Pişman olduğu belliydi, Taehyung ve Jimin ile konuşmayı kesmiş olması da bana inandığını gösterirdi, peki ya neden ben bu hikayenin asıl mağduru olan Jungkook'a yardımcı olmak yerine onu yapayalnız bırakıp her şeyin gizli kalmasını isteyen Yoongi, Jimin ve Taehyung üçlüsünün ekmeğine yağ sürüyordum ki?
Jungkook'a haksızlık ettiğim ortadaydı, bu yüzden artık Yoongi'nin söylediği şeyleri sorgulamadan yapmayı bırakıp hem Seo-Jin'i saf dışı bırakacak, hem de Jungkook'a gerçekleri öğrenmesi adına yardımcı olacaktım.
Ne ara tüm bu olaylara bu kadar ilgili birine dönüşmüştüm bilmiyordum ama bu dakikadan sonra geri çekilip seyirci kalamayacağım kesindi...
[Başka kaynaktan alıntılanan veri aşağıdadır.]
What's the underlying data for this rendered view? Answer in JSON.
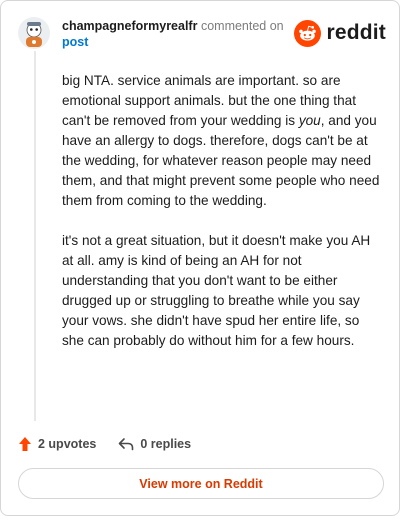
{
  "comment": {
    "username": "champagneformyrealfr",
    "action_text": "commented on",
    "post_link": "post",
    "brand": "reddit",
    "paragraph1_a": "big NTA. service animals are important. so are emotional support animals. but the one thing that can't be removed from your wedding is ",
    "paragraph1_em": "you",
    "paragraph1_b": ", and you have an allergy to dogs. therefore, dogs can't be at the wedding, for whatever reason people may need them, and that might prevent some people who need them from coming to the wedding.",
    "paragraph2": "it's not a great situation, but it doesn't make you AH at all. amy is kind of being an AH for not understanding that you don't want to be either drugged up or struggling to breathe while you say your vows. she didn't have spud her entire life, so she can probably do without him for a few hours.",
    "upvotes": "2 upvotes",
    "replies": "0 replies",
    "view_more": "View more on Reddit"
  },
  "colors": {
    "brand_orange": "#ff4500",
    "link_blue": "#0079d3",
    "view_more": "#d93a00"
  },
  "icons": [
    "avatar",
    "reddit-logo-icon",
    "upvote-icon",
    "reply-icon"
  ]
}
Ders çalışarak geçirdiğim pazar günü de gelip geçmiş ve yeni bir haftaya başlamıştık, Yoongi'nin ağzından son kez laf almaya çalışacak, müdürle Hee Young ile ilgili konuşacak ve Seo-Jin'i gözetleyecektim. Hayat gerçekten çok garipti, bir ay öncesine kadar uğraşmam gereken tek şey sınavlarım ve okul başkanlığına seçilmekken şimdi kafamda türlü türlü planlar kurar haline gelmiştim, gittikçe kendi benliğimden sıyrılıyor gibi hissediyordum, iyi mi kötü mü olduğunu bu işler sonlandığında görecektim.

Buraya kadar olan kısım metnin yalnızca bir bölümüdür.